Writing Essays

This was supposed to be a writer’s blog, writing about my writing and others’ writings. But other aspects of life have funnelled in – politics, feminism, visual arts. I make no apology. What brings all of these disparate parts together is actually essay writing. Blogs for me are a warm-up activity, a brain and language stretch for writing essays.

Before I write another word, I should explain that by ‘essay’ I mean creative non-fiction. What I don’t mean, for those of you who have searched #essay writing and landed here, is the formulaic student essay – that academic rag of assessment that takes all of the fun out of essay writing.

Without the structural constraints or the timeliness needed for newspaper articles or columnists’ pieces, essays can have a more varied existence. The Pulitzer Prize-winning author Annie Dillard once said ‘The essay is, and has been, all over the map. There’s nothing you cannot do with it; no subject matter is forbidden, no structure is proscribed.’

Annie Dillard
Annie Dillard

In some of my essays, I’ve worked within an overriding chronological story-telling, but without fictional characters to get in my way and with space for more philosophical ideas than I can get away with in fiction. With other essays, I’ve used more of a mini-collection style, with each vignette on the same theme and some indirectly answering to other vignettes. I try to not ramble in my essays. Perhaps it’s because I ramble in my journals or perhaps because I fear the work won’t get published – being mistaken for bad writing.

That reminds me of something I read a few years ago in Prospect Magazine: ‘The essay is more than an assembly of literary conventions: it ought to be an examination of the facts of the world. This has become clearer with the emergence of new technologies, which threaten to deprofessionalise one of the main historical strands of the essay, the egotistical ramble.’ (P. Hensher)

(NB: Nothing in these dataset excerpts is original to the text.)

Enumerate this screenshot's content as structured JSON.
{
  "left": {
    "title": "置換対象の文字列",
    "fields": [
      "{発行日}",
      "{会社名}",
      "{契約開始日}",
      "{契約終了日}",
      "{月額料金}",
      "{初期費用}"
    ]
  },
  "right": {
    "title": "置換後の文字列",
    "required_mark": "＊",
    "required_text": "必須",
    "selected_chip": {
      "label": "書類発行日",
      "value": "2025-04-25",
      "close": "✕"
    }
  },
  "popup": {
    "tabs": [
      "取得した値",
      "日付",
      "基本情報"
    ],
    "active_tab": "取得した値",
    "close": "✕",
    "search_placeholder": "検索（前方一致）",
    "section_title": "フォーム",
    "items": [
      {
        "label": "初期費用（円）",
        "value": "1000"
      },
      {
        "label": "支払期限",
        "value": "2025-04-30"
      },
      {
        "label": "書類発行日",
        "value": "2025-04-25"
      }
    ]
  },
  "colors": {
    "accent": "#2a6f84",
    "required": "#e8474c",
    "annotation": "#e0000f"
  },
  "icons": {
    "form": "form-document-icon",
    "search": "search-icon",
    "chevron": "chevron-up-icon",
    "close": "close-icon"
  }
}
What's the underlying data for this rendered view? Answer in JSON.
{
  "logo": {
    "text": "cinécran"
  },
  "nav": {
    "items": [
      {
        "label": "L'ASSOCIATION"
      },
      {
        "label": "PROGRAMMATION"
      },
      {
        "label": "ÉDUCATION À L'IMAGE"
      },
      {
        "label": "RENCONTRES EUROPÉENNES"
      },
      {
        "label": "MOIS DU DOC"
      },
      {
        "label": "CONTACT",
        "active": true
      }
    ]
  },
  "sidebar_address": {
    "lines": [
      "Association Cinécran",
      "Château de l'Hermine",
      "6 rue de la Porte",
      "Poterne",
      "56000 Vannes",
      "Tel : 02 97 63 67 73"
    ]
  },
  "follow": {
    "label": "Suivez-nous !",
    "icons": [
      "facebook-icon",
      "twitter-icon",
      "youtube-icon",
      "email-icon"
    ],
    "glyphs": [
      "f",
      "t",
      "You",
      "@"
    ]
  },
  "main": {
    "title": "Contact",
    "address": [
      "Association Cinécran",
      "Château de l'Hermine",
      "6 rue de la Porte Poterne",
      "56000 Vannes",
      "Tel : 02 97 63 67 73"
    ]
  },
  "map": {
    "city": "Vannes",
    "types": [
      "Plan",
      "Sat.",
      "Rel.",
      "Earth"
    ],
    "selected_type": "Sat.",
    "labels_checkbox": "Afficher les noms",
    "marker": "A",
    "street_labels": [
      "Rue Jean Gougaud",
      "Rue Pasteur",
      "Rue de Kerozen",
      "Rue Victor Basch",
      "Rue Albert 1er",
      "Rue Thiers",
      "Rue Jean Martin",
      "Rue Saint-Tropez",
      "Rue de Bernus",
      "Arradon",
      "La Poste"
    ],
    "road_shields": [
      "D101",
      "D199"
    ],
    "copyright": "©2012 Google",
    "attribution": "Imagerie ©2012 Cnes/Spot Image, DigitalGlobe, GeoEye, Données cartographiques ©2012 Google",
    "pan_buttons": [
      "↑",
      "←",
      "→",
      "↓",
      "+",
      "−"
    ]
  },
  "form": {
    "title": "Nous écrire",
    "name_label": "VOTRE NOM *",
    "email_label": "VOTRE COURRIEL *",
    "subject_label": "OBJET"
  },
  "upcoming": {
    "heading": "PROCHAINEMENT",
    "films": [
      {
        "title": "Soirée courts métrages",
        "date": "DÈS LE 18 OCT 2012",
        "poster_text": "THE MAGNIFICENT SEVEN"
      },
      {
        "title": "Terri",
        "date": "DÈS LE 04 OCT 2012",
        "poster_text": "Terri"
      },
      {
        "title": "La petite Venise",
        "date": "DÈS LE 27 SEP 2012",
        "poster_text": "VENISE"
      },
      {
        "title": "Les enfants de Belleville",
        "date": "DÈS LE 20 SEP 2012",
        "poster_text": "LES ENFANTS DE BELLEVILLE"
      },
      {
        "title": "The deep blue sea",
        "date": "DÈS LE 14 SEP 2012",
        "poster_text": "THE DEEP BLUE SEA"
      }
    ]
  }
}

Aside from the above comment about rambling, this quote is also interesting for its inclusion of ‘facts.’ One thing I’ve learned from writing essays over the years is that while they are not fictional, their ownership of ‘facts’ or ‘truths’ is a bit slippery. I write about what I know to be factual at the time, sometimes having to rely on elusive memories that I’m aware are from my viewpoint. I choose to write about some facts and not others because this fact or that fact has been meaningful to me.

My favourite essayists have been mostly male. In part this is because men are more likely to have collections of essays published as single volumes. I’m thinking Gore Vidal and Clive James. I suspect this has its origins in the essays of the great Western philosophers. Women’s essays appear more often in anthology form along side other authors, such as the works of Rachel Carson and Margaret Atwood (underrated as an essayist).  I’ve noticed the trend too of the rare collection by a single female author being labled ‘women’s writing’ or ‘feminism.’

Well, if I’m going to buck this trend, I had better stop by rambling – I’ve exercised enough with this blog – and get on with essay writing.

 

1 Comment

  1. Alan says:

    “the formulaic student essay – that academic rag of assessment that takes all of the fun out of essay writing.”

    Maybe the teaching of writing should be reformed. I used to hate to have to write about a subject that the teacher chose, at a time and place that I had no control over. (I graduated from high school before the timed essay was added to the SAT, so I never had to write a timed essay.) I produced my best writing in school when the teacher gave us the freedom to choose the topic. In my opinion, school should be more about the students’ interests than about test after test. I only started to really enjoy creative writing years after I had graduated from high school and abandoned a course of studies in engineering.